Choose your battles. Or, better yet, choose not to battle, and chalk it up to cultural acclimatization.

I am not gifted at giving heartfelt speeches to a roomful of people in another language and without preparation. Au contraire. Give me a computer and a week’s notice, and it’s possible I’ll produce some semi-precious nugget of something. 

Sometimes my lack of understanding into the way Japan works is a direct result of poor language skills. Sometimes I pretend that’s the reason to avoid disturbing the harmony with my radically permissive world views impossible to articulate in 日本語.

I would visit a fundamentally conservative land in the Middle East (or rural Alberta), but I would not live there. Countryside Japan is as pre-1950s as this girl gets.

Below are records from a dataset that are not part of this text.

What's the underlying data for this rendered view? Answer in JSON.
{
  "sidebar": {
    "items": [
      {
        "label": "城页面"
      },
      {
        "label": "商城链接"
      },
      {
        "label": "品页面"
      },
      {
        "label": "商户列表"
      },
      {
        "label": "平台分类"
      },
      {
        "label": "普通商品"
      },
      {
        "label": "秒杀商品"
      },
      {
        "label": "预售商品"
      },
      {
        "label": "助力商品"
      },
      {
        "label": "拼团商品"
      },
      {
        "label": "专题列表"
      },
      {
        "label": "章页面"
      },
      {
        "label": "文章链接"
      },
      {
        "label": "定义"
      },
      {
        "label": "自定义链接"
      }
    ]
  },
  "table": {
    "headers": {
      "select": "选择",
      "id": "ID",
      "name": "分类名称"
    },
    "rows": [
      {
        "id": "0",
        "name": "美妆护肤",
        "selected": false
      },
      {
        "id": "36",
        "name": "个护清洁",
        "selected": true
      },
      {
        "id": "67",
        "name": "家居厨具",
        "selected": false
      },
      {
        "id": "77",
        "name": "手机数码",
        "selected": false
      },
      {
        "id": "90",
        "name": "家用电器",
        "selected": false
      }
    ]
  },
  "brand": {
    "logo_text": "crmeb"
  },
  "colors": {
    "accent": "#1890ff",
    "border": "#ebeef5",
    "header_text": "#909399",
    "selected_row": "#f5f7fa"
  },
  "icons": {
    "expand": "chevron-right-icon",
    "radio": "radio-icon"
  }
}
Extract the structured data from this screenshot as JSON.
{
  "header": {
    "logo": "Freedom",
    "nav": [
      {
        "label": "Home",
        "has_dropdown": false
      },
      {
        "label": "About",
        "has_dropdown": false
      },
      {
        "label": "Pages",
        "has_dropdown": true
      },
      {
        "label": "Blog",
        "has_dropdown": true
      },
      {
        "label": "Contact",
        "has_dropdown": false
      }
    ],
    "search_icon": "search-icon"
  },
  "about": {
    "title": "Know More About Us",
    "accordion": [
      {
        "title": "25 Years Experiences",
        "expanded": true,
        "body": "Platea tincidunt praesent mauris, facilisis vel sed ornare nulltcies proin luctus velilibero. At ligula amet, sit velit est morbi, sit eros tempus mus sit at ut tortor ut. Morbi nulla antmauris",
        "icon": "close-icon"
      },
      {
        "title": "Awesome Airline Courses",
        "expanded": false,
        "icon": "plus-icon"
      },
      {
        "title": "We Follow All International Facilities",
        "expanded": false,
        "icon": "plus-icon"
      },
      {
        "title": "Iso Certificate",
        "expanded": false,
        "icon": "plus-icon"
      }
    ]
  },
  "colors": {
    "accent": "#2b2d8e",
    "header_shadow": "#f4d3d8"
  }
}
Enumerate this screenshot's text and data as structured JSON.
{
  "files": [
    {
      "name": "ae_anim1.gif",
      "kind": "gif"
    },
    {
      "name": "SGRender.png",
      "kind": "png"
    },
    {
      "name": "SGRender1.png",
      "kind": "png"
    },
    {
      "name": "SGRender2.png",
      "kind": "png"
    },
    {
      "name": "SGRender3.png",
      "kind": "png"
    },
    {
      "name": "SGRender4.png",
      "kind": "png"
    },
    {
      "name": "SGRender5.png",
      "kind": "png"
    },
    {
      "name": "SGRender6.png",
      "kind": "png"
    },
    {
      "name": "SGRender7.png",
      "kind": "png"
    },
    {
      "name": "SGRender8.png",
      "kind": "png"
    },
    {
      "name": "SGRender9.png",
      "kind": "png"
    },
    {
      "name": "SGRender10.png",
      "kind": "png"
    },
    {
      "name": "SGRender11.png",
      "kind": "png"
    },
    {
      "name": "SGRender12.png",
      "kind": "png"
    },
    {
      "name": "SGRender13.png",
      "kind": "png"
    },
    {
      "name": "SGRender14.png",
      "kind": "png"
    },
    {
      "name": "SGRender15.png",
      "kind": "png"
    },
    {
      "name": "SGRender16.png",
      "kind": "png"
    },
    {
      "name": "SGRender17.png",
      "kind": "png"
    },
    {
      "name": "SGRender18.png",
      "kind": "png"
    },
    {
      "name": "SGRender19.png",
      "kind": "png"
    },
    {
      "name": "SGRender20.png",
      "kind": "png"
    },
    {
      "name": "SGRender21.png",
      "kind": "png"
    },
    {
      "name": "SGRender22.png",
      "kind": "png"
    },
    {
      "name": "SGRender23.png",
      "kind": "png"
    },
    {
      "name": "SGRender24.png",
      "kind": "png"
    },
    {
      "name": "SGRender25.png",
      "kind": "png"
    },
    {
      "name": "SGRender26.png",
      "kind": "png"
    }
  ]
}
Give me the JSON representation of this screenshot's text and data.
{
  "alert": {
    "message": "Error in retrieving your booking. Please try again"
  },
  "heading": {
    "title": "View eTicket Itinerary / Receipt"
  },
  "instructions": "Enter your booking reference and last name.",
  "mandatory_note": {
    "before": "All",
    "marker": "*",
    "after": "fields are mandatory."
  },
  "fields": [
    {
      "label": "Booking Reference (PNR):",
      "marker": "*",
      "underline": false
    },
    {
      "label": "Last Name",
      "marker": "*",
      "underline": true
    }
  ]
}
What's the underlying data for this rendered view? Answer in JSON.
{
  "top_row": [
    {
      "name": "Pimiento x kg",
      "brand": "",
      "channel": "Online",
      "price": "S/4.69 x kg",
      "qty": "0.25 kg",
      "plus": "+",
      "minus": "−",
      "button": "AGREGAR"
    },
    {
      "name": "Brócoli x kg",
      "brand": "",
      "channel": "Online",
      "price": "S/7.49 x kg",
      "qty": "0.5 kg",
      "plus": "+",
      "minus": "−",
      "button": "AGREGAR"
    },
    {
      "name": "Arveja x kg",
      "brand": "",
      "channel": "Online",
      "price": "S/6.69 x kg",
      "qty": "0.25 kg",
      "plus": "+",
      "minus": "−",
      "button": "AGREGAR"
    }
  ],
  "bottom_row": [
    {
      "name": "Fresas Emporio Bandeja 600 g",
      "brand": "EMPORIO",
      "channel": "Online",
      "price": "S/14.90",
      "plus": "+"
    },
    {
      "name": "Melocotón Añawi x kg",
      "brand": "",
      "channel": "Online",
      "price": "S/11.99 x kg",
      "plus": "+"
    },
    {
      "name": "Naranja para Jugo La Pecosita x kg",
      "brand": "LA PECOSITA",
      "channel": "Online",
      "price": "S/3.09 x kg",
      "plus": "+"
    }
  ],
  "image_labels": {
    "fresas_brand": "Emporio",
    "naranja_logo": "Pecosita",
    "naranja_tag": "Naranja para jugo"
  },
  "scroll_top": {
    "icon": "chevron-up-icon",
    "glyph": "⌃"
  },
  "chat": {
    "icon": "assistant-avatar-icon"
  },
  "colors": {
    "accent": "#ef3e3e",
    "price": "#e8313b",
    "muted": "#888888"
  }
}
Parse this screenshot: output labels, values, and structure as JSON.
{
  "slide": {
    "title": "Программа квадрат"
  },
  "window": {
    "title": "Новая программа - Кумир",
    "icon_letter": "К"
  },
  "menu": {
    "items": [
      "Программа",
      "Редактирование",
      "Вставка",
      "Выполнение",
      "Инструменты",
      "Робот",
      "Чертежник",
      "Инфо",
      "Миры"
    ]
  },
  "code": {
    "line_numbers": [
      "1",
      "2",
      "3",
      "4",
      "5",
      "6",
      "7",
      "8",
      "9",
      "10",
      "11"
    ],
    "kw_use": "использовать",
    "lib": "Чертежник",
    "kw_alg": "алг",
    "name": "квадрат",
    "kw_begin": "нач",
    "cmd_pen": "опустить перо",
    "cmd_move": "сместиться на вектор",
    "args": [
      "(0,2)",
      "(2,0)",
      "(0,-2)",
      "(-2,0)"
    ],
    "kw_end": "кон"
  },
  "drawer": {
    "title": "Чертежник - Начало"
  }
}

“Reading the air” in Japan is the equivalent of “reading between the lines” in Canada. Both are essential, so long as I’m careful not to “read too much into it.”

I could use a little more shame and a lot less guilt. 

If the weather’s fine, get outside, even if you don’t feel like it or have time. Otherwise, when you really need to clear your head and suck in some fresh air, it’ll be pouring sideways. Guaranteed.

If it’s raining in the morning, it’ll be clear by quitting time. More often, it’s the other way around. Always carry an umbrella.

Sometimes, Canadians need to wear five layers, too.

Scarcity makes the things you took for granted (toothpaste with fluoride, stick deodorant, Sour Patch Kids, sunshine) precious.

“Forgive” is the most useful f-word. “Forget” is runner-up. Use them on others. Use them with yourself.

No matter how neglected, my violin is a friend.

I don't like being a tourist. I prefer to unpack and “when-in-Rome-it” for a while.

There is a place for pop music. Namely, all around the world. Repetitive and rhymed at a third-grade level, the accessibility and catchy-ness are undeniable. Hence “pop music.

If I had to choose between going blind or going deaf (and, yes, this is the sort of thing I think about at school during spring vacation), I would choose the former. Life without sight would undoubtedly be difficult, but I can't imagine living without music.

To quote my celebrity girl-crush Serena Ryder, “you gotta sing sing sing sing sing…” In Japan, karaoke has been key. When I return to Regina, I’m finding a choir. Or four.

Never underestimate the power of being included. You have no idea how important it is until you’re not.


A simple, sincere “thank you” means the world.